Ластумяки и Салми какое-то время молчат.
— Это предположение, — говорит Салми и бросает взгляд в сторону парковки. — Его не видели почти сутки, и он не выходит на связь. Судя по геолокации, его мобильник находится в «Сальто-мортале».
Я понимаю, что мне очень повезло. В тот день, когда Олави собирался переехать меня на снегоходе, он забыл на работе свой телефон. Не исключено, что мотосани все еще гоняют где-то по снегам южного Хяме. Это, конечно, маловероятно, но многое из того, что случилось со мной за последнее время, тоже было крайне маловероятным.
— Вы, наверное, понимаете, что тут вырисовывается довольно неприглядная картина. Ваш интерес во всей этой истории очевиден, — говорит Ластумяки. — И если своими визитами в «Сальто-мортале» вы хотели сбить кого-то с толку, то это могло сработать только на короткое время. На будущее я бы посоветовал вам придумать что-нибудь получше. Например, честно рассказать, как вы убили Хяюринена и что знаете об исчезновении Олави Лааксонена.
В голосе Ластумяки появляются новые, определенно более жесткие нотки.
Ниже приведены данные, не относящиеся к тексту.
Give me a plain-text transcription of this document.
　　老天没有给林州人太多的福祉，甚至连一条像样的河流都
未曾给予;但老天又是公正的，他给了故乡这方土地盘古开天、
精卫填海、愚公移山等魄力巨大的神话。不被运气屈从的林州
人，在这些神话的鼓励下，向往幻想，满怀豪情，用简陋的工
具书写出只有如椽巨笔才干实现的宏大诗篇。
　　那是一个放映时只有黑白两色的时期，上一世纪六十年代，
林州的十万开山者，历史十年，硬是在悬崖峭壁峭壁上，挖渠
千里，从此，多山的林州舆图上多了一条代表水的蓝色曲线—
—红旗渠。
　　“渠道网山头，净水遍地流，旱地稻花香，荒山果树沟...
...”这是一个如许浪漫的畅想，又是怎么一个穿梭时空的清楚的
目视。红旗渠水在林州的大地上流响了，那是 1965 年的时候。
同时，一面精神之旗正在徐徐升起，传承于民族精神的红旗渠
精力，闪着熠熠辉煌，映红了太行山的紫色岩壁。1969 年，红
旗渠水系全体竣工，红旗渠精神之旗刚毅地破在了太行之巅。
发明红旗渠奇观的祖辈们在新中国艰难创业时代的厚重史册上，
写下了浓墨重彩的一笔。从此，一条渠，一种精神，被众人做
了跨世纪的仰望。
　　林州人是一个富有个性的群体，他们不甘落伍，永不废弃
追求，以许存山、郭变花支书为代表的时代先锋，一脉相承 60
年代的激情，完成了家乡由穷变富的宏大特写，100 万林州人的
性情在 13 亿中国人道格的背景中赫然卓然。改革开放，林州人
Меня это озадачивает.
— Я не убивал Хяюринена, и я не знаю, что вы подразумеваете под словами «сбить с толку»…
— Предположим, мы возьмем у вас образец ДНК, — говорит Салми. В его интонации тоже больше нет и следа расслабленности или благодушия. — Вы, конечно, не будете возражать, потому что посещали «Сальто-мортале», осмотрели его, разговаривали с персоналом и даже, по вашим собственным словам, предлагали какие-то консультации по финансовым вопросам, что, разумеется, может служить объяснением, откуда по всему парку следы вашего ДНК. И вы, конечно, уверены, что у вас железное алиби.
— Я не думал…
— Именно, — кивает Ластумяки. — Нам тоже так кажется. Что вы не думали. Во всяком случае, не продумали все до конца.
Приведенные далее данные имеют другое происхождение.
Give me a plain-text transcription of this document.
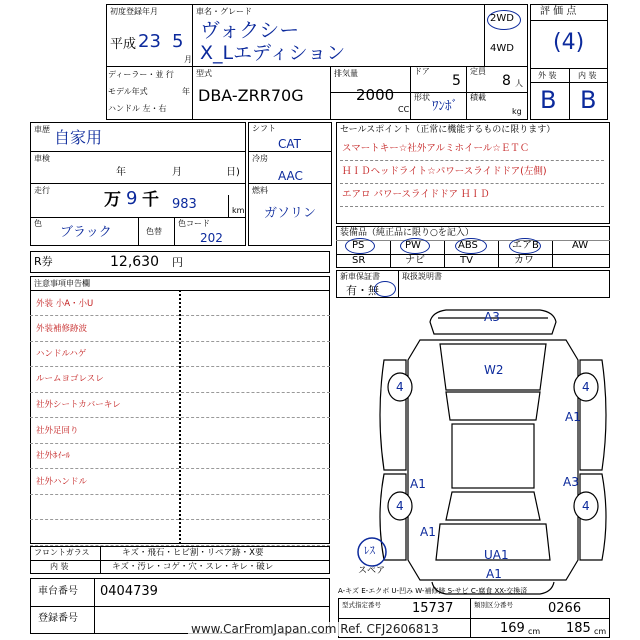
初度登録年月
平成 23 5
月
車名・グレード
ヴォクシー
X_Lエディション
2WD
4WD
ディーラー・並 行
モデル年式	年
ハンドル 左・右
型式
DBA-ZRR70G
排気量
2000
CC
ドア
5
形状
ﾜﾝﾎﾞ
定員
8 人
積載
kg
評 価 点
(4)
外 装	内 装
B B
車歴 自家用
車検
年	月	日)
走行	万 9 千 983	km
色
ブラック	色替
色コード
202
シフト
CAT
冷房
AAC
燃料
ガソリン
R券	12,630 円
セールスポイント（正常に機能するものに限ります）
スマートキー☆社外アルミホイール☆ＥＴＣ
ＨＩＤヘッドライト☆パワースライドドア(左側)
エアロ パワースライドドア ＨＩＤ
装備品（純正品に限り○を記入）
PS	PW	ABS	エアB	AW
SR	ナビ	TV	カワ
新車保証書	取扱説明書
有・無
注意事項申告欄
外装 小A・小U
外装補修跡波
ハンドルハゲ
ルームヨゴレスレ
社外シートカバーキレ
社外足回り
社外ﾎｲｰﾙ
社外ハンドル
フロントガラス	キズ・飛石・ヒビ割・リペア跡・X要
内 装	キズ・汚レ・コゲ・穴・スレ・キレ・破レ
車台番号 0404739
登録番号
A3
W2
4	4
A1
A1	A3
4	4
A1
UA1
A1
ﾚｽ
スペア
A-キズ E-エクボ U-凹み W-補修跡 S-サビ C-腐食 XX-交換済
型式指定番号 15737	類別区分番号	0266
169 cm 185 cm
www.CarFromJapan.com Ref. CFJ2606813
У меня вызывают недоумение два обстоятельства. Во-первых, эта парочка приблизилась практически вплотную ко мне. Они подобрались совершенно незаметно. И теперь стоят так близко, что я чувствую их несвежее дыхание, которое не в силах полностью заглушить мята жевательной резинки. Я ощущаю их присутствие так близко, как, скажем, в тесном лифте или в набитом в час пик автобусе. Теперь они с молниеносной скоростью из статистов превращаются в персонажей, способных непосредственно, физически воздействовать на меня. Второе обстоятельство еще очевиднее: полицейские перешли к почти прямому запугиванию. Это подтверждает все, что я думал о них раньше. И, как это ни парадоксально, делает Ластумяки и Салми более опасными, чем я считал раньше и чем намекал Осмала.
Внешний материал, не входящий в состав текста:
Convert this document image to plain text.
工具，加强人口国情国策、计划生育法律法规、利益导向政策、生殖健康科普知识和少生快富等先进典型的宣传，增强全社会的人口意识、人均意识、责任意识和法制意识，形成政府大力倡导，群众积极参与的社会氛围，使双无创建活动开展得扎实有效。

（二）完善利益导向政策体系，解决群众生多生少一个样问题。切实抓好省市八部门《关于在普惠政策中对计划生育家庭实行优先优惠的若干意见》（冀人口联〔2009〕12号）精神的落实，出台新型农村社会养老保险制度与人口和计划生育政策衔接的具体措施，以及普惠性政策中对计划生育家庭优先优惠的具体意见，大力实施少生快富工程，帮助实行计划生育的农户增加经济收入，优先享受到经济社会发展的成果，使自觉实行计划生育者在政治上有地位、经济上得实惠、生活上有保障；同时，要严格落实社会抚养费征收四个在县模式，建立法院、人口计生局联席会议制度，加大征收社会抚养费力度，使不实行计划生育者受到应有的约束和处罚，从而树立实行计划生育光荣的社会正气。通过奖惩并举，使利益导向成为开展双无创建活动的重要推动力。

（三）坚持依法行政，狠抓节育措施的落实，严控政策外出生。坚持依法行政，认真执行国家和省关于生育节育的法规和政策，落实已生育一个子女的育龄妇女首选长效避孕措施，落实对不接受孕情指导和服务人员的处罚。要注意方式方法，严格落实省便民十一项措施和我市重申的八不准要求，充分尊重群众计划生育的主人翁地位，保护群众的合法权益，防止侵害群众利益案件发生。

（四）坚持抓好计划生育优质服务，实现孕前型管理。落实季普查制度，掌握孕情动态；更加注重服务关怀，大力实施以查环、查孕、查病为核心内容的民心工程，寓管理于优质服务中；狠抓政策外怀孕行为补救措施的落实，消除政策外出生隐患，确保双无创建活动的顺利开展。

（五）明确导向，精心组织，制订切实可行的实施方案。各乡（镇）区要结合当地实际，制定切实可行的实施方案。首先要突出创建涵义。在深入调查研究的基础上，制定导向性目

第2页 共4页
— Мне пора приступать к работе, — говорю я. — Надо все привести в порядок, прибраться…
— Так что вы решили? — спрашивает Ластумяки.
— По поводу чего? — уточняю я.
— Предлагаем вам сознаться, рассказать, как вы убили Хяюринена и где спрятали Лааксонена, — говорит Салми.
Несмотря ни на что, в этой ситуации есть и много хорошего. Я знаю значительно больше, чем до визита полицейской парочки, и у меня еще остается время. Оба этих обстоятельства можно смело отнести к плюсам. Минус, в частности, заключается в том, что темным зимним утром я нахожусь в компании экзальтированных молодых людей, которые явно не только служат закону, но и преследуют какие-то другие интересы. И хотя я не могу точно назвать эти интересы, их все же нетрудно вычислить. Они пересекаются или, скорее, тесно переплетаются с интересами третьих лиц, связанных с парками приключений. Каким образом, мне пока непонятно. И выяснять это — не главная моя забота. Первостепенная задача сейчас — выбраться из этой утренней истории так, чтобы дыхание ментола на моем лице не сменилось ударами дубинки, арестом или еще чем похуже. То есть мне надо любым способом успокоить эту парочку.
— Я часто думаю о Лейбнице, — говорю я. — Заметил, что многие предложенные им методы и идеи, порой очень полезны при решении практических и теоретических проблем, с которыми нам приходится сталкиваться.
— Этот Лейпциг здесь работает? — спрашивает Салми. — Он имеет отношение к паркам приключений?
— Это признание? — вмешивается Ластумяки.
— Лейбниц, — поправляю я Салми, — не является моим подчиненным, и он даже не мой коллега, если вы об этом. Подобное путешествие во времени и пространстве повлекло бы за собой ряд осложнений, в том числе связанных с особенностями масштабирования. Мне трудно представить себе, что поезд «Варан», «Клубничный лабиринт» или даже «Прыжок лося» смогли бы удовлетворить его интеллектуальным запросам. Но я сейчас не об этом. Важно то, что он сформулировал принцип, известный как закон достаточного основания, который, я считаю, применим и в нашем случае.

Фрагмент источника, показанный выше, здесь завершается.